Hi Paul,Does the 43 or 35 & 28 digitar lens a bit greyish with shifts over 15mm on 160 or 260 back?blue skies or green grass will get a bit greyish near the edges.

I own both the 35 and 28, and use them all of the time on my IQ260. 

I would say that the 35mm works well on the 260 in terms of handling color cast up to about 15mm of shift.  After that, you do start to get a decrease in the situation of the blue channel, which is much more intense in vertical orientation.  Cross talk does become a concern earlier on as well, especially when you have edges with white subjects, like a wall. 

The 28mm is another great lens, considering how wide it is and the fact that it is full symmetrical.  However, the issues above become much more apparent.  The blue channel starts to be effected from shift at 12mm and 8mm of shift depending if you are in a horizontal or vertical orientation.  With additional layers in post, you can shift the lens up to 14mm or 11mm (depending on orientation) and recover the blues.  However, after this, the blue channel is completely lost.  Cross talk can be seen without any shift on lighter white surfaces at the far edge of the image. 

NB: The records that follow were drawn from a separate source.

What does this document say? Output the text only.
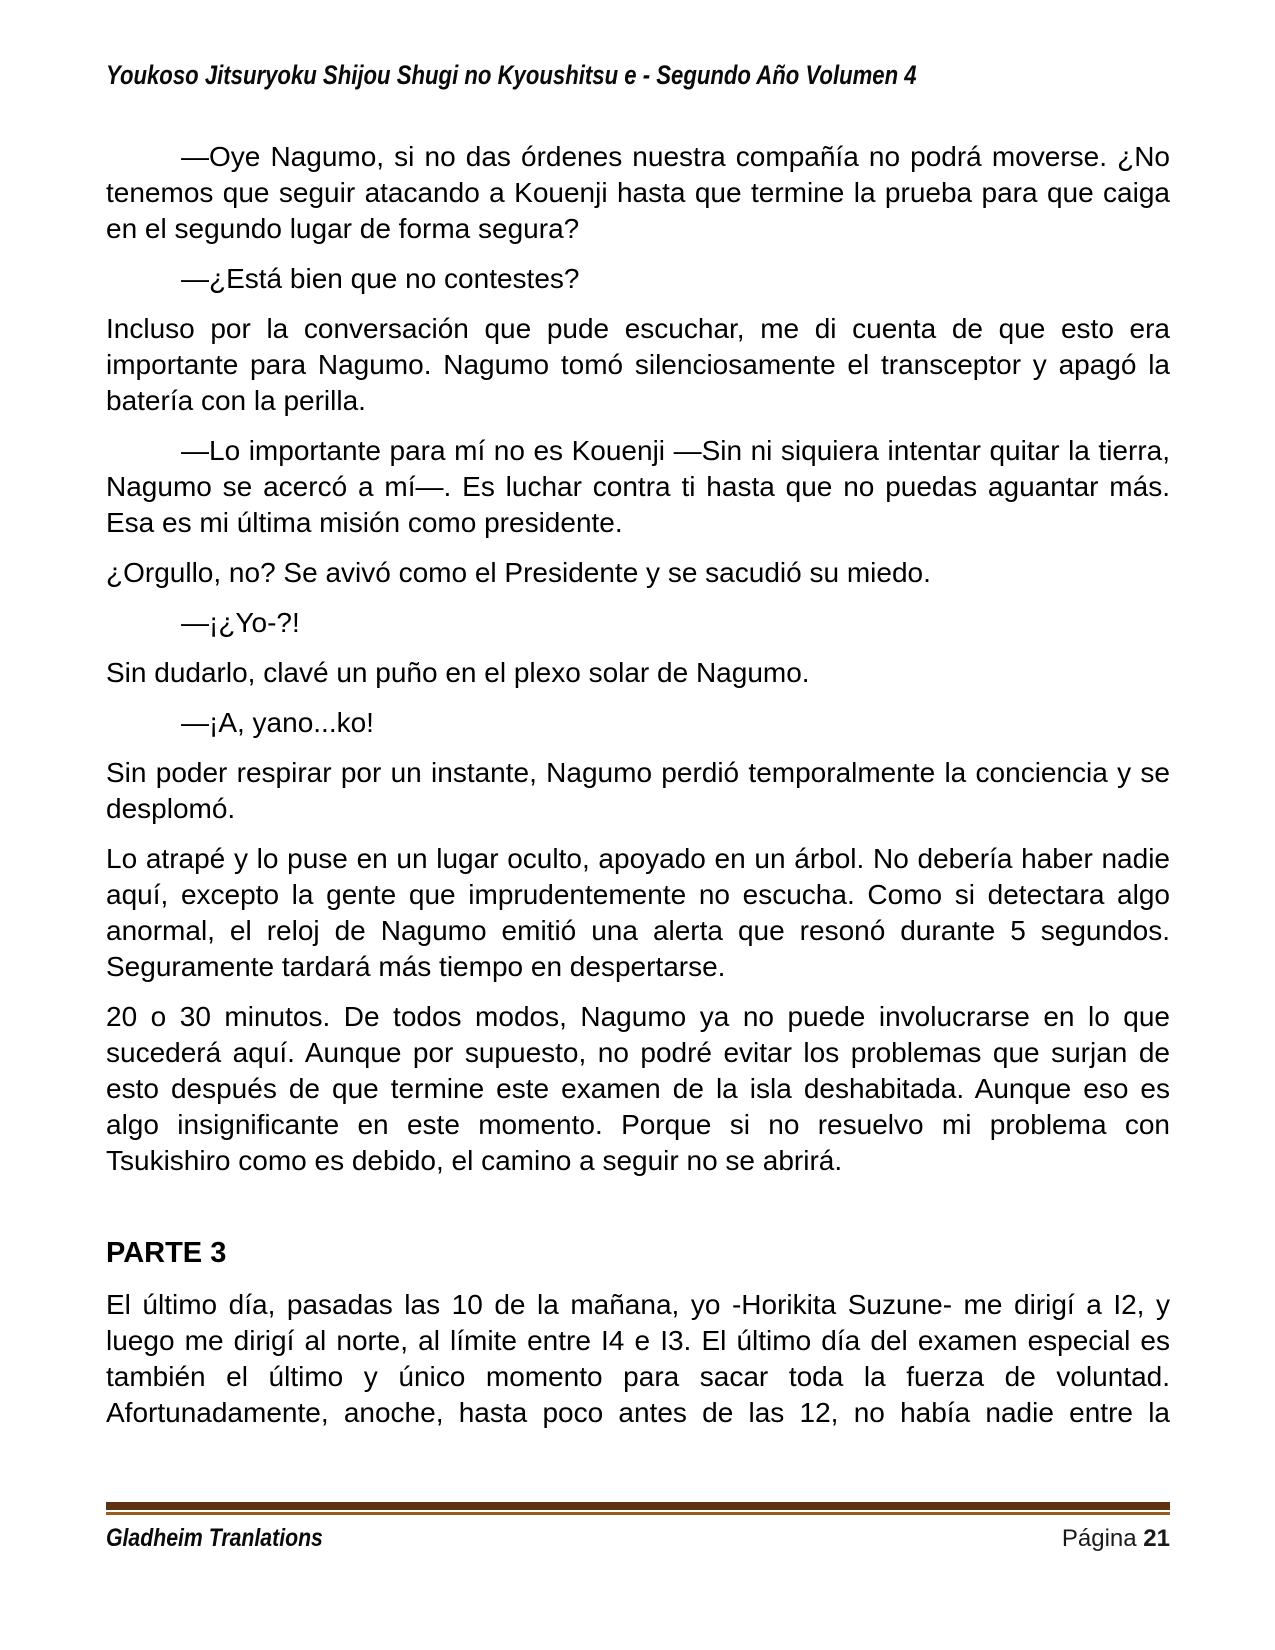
Youkoso Jitsuryoku Shijou Shugi no Kyoushitsu e - Segundo Año Volumen 4

—Oye Nagumo, si no das órdenes nuestra compañía no podrá moverse. ¿No tenemos que seguir atacando a Kouenji hasta que termine la prueba para que caiga en el segundo lugar de forma segura?

—¿Está bien que no contestes?

Incluso por la conversación que pude escuchar, me di cuenta de que esto era importante para Nagumo. Nagumo tomó silenciosamente el transceptor y apagó la batería con la perilla.

—Lo importante para mí no es Kouenji —Sin ni siquiera intentar quitar la tierra, Nagumo se acercó a mí—. Es luchar contra ti hasta que no puedas aguantar más. Esa es mi última misión como presidente.

¿Orgullo, no? Se avivó como el Presidente y se sacudió su miedo.

—¡¿Yo-?!

Sin dudarlo, clavé un puño en el plexo solar de Nagumo.

—¡A, yano...ko!

Sin poder respirar por un instante, Nagumo perdió temporalmente la conciencia y se desplomó.

Lo atrapé y lo puse en un lugar oculto, apoyado en un árbol. No debería haber nadie aquí, excepto la gente que imprudentemente no escucha. Como si detectara algo anormal, el reloj de Nagumo emitió una alerta que resonó durante 5 segundos. Seguramente tardará más tiempo en despertarse.

20 o 30 minutos. De todos modos, Nagumo ya no puede involucrarse en lo que sucederá aquí. Aunque por supuesto, no podré evitar los problemas que surjan de esto después de que termine este examen de la isla deshabitada. Aunque eso es algo insignificante en este momento. Porque si no resuelvo mi problema con Tsukishiro como es debido, el camino a seguir no se abrirá.

PARTE 3

El último día, pasadas las 10 de la mañana, yo -Horikita Suzune- me dirigí a I2, y luego me dirigí al norte, al límite entre I4 e I3. El último día del examen especial es también el último y único momento para sacar toda la fuerza de voluntad. Afortunadamente, anoche, hasta poco antes de las 12, no había nadie entre la

Gladheim Tranlations	Página 21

Recently, I was able to test both lenses on the IQ3 100 and the IQ4 150.  On the IQ3 100, I would say neither lens is useable.  Maybe the 35mm would be okay without any shift, but the 28mm did not respond well at all. 

On the IQ4 150, both work better then they do on the IQ260.  The 35mm has almost no lens cast all the way to the edge of the IQ.  Tiling did appear at an extreme shift though.  Also, the light fall off correction in post without using the center filter produced significantly less noise in the corners, even with extreme shifts, then what I was expecting.  I would still plan on using the center filter, but having the ability to shoot without it, if need be, would be a nice plus. 

The 28mm on the IQ4 150 works very well too, however there was a decent amount of noticeable lens cast.  Still not as much as on the IQ260, but enough to see when the picture comes in.  On extreme shift, I would say the CF is needed and advisable to use without any shifts. 

I also did not notice any cross talk with either lens on the IQ4 150, but I also used them in horizontal orientation.